Kreisbaumeister missfällt Projekt

Suche nach Kompromiss: Pläne für Hotel in Neuhaus missfallen

Schliersee – Eigentümer Wolf-Dieter Roetzer kommt weiterhin nicht voran mit seinem Hotelprojekt samt Vitalresort in Schliersee-Neuhaus. Auch aus dem Landratsamt kommt nun Kritik.

In der jüngsten Sitzung des Schlierseer Gemeinderats stellte Architekt David Cook in einer Informationsrunde die nach den Wünschen von Kreisbaumeister Christian Boiger geänderten Pläne für die Hotelanlage an der Stolzenbergstraße in Neuhaus vor.

Zweieinhalb Jahre ist es her, dass Grundstückseigentümer Wolf-Dieter Rötzer das Vorhaben im Gemeinderat vorstellte und in Absprache mit dem Gremium immer wieder abänderte. Im März 2021 ging es mit 16:4 Stimmen ins Verfahren. Jetzt, bei der Beteiligung öffentlicher Belange, meldete sich Kreisbaumeister Christian Boiger zu Wort.

Satteldach mit Gauben für Region unüblich

„Meine Einwände kann die Gemeinde abwägen“, sagte Boiger, der in diesem Fall als Berater für die Gemeinde fungiert. Er ist erst seit Mai im Amt. Üblicherweise beteiligt man den Kreisbaumeister zu einem früheren Zeitpunkt. „Aber die Position des Kreisbaumeisters war einfach nicht besetzt“, erklärte Bürgermeister Franz Schnitzenbaumer.

Boiger missfällt die enorme Geländeveränderung. „Man sollte versuchen, sensibel mit der Topografie umzugehen“, sagte er. Fünf verschiedene Baukörper sind ihm zu viel.
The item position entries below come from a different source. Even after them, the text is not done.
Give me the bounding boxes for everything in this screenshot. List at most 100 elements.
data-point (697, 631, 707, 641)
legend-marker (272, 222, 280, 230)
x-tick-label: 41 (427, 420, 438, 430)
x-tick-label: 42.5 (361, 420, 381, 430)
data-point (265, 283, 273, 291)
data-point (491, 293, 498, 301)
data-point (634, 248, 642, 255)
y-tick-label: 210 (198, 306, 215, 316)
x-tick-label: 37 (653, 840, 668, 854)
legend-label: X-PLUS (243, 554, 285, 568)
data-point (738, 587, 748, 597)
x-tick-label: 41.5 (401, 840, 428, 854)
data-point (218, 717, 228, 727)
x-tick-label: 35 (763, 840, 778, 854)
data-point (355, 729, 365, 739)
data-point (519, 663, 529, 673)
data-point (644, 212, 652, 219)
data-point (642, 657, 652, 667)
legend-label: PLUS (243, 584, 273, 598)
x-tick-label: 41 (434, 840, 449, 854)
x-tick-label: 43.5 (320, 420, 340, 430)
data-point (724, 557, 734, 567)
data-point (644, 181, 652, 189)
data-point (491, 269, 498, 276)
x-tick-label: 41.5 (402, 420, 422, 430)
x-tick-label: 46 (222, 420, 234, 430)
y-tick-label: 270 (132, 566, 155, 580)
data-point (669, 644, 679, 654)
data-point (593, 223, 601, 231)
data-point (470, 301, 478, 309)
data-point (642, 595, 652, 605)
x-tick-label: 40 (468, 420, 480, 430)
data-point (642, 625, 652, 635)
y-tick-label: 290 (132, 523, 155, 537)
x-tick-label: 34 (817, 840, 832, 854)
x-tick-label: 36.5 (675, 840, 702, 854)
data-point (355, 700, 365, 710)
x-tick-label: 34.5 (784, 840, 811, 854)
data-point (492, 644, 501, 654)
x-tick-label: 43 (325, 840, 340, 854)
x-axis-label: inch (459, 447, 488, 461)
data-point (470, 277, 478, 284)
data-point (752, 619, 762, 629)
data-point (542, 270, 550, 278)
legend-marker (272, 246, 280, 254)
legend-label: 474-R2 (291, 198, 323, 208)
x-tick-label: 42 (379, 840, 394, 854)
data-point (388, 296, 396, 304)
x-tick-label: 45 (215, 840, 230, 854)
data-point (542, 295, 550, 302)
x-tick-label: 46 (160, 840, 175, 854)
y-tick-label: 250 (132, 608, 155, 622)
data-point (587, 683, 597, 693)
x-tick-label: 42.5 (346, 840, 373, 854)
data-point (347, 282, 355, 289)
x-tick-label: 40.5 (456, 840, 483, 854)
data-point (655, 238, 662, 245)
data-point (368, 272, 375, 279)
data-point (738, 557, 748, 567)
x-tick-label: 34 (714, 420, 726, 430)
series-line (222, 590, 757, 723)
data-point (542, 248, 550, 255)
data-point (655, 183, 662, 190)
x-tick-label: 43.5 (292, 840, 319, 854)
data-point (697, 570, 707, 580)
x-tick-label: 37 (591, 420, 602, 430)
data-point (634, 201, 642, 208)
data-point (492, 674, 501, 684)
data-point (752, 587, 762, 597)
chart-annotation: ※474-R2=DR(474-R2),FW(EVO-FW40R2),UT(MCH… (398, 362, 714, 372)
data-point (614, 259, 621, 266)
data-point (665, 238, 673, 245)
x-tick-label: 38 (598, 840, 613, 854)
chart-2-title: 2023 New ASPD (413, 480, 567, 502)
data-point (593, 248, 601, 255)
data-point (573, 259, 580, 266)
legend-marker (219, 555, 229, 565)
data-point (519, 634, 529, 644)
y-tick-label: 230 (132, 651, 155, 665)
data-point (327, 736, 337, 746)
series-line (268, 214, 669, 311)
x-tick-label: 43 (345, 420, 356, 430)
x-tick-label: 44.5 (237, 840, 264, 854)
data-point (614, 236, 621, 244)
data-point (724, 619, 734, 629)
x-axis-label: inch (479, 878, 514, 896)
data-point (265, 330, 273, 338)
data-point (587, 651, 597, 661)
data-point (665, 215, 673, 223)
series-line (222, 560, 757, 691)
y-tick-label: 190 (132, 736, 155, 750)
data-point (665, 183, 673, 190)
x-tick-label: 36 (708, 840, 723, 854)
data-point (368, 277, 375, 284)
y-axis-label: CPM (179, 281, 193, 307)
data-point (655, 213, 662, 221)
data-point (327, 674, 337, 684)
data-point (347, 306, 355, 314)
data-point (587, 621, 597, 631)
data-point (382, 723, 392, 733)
Auch die polygonalen Hütten gefallen ihm nicht. „Das flache Satteldach mit Dachgauben ist für unsere Region ebenfalls nicht üblich“, erklärte Boiger weiter.

im September finale Entscheidung nötig

Architekt Cook stellte nun die abgeänderten Pläne im Gemeinderat vor. Das Biohotel soll nun verkürzt und angehoben werden. „Wenn man weniger in das Gelände eingreift, wird das Hotel 3,50 Meter höher“, sagte Cook. Die Dachlandschaften sollen ruhiger werden und die Dachgauben entfallen. „Wir suchen noch nach Alternativen für Dachgauben“, sagte Cook.

Um mehr Abstand zu den Nachbarn zu haben, würde man auf das Mitarbeiterhaus verzichten. Die Hütten würden von vier auf drei reduziert. Die Anzahl der Betten zu ändern, steht für Rötzer nicht zur Diskussion. „Wir brauchen Planungssicherheit“, sagte er auf Nachfrage. „Im September brauchen wir eine finale Entscheidung.“

Sogar Brecherspitze verdeckt

Aber nicht nur Rötzer war verunsichert von der Stellungnahme des Kreisbaumeisters. Horst Teckhaus (PWG) etwa kann mit einer Anhebung nichts anfangen. „Der Baukörper ist sowieso schon groß“, erinnerte er. Auch Jürgen Höltschl (CSU) ist erschrocken: „Jetzt haben wir immer versucht, das Gebäude in den Boden zu drücken. So sehe ich ja die Brecherspitze nicht mehr.“

Babette Wehrmann (Grüne) ist das Vorhaben grundsätzlich zu wuchtig, und auch Astrid Leitner (CSU) sagte: „Das ist das falsche Grundstück für diese Bebauung.“ Philipp Krogoll (Die Schlierseer) würde sich sogar dafür aussprechen, andere Varianten anzugehen. Der Gedanke, bei Null anzufangen, gefiel auch Kreisbaumeister Boiger.

Schaugerüst abgelehnt

Dies empfand Architekt Cook nach zweieinhalb Jahren gemeinsamer Beratungen ein bisschen unfair. Doch ans Aufgeben denke er nicht, auch wenn dies eine schwierige Situation sei. „Wir brauchen Betten in Schliersee“, erinnerte Karl Hiermeyer (PWG). Ein kleines Hotel auf ein Riesengrundstück zu bauen, nur um nirgendwo anzuecken, ist für ihn nicht sinnvoll. „Bei 100 Zimmern sind wir an der unteren Grenze für dieses Gesamtprojekt angekommen“, appellierte Wolf-Dieter Rötzer. Mit einer Lösung ohne Gauben könne er leben. Auch die Chalets von vier auf drei zu reduzieren, sehe er als möglich an. Ein von einigen Gemeinderäten gewünschtes Schaugerüst sei für ihn nicht zielführend. „Man kann das über anschauliche Modelle besser darstellen“, schlug er vor.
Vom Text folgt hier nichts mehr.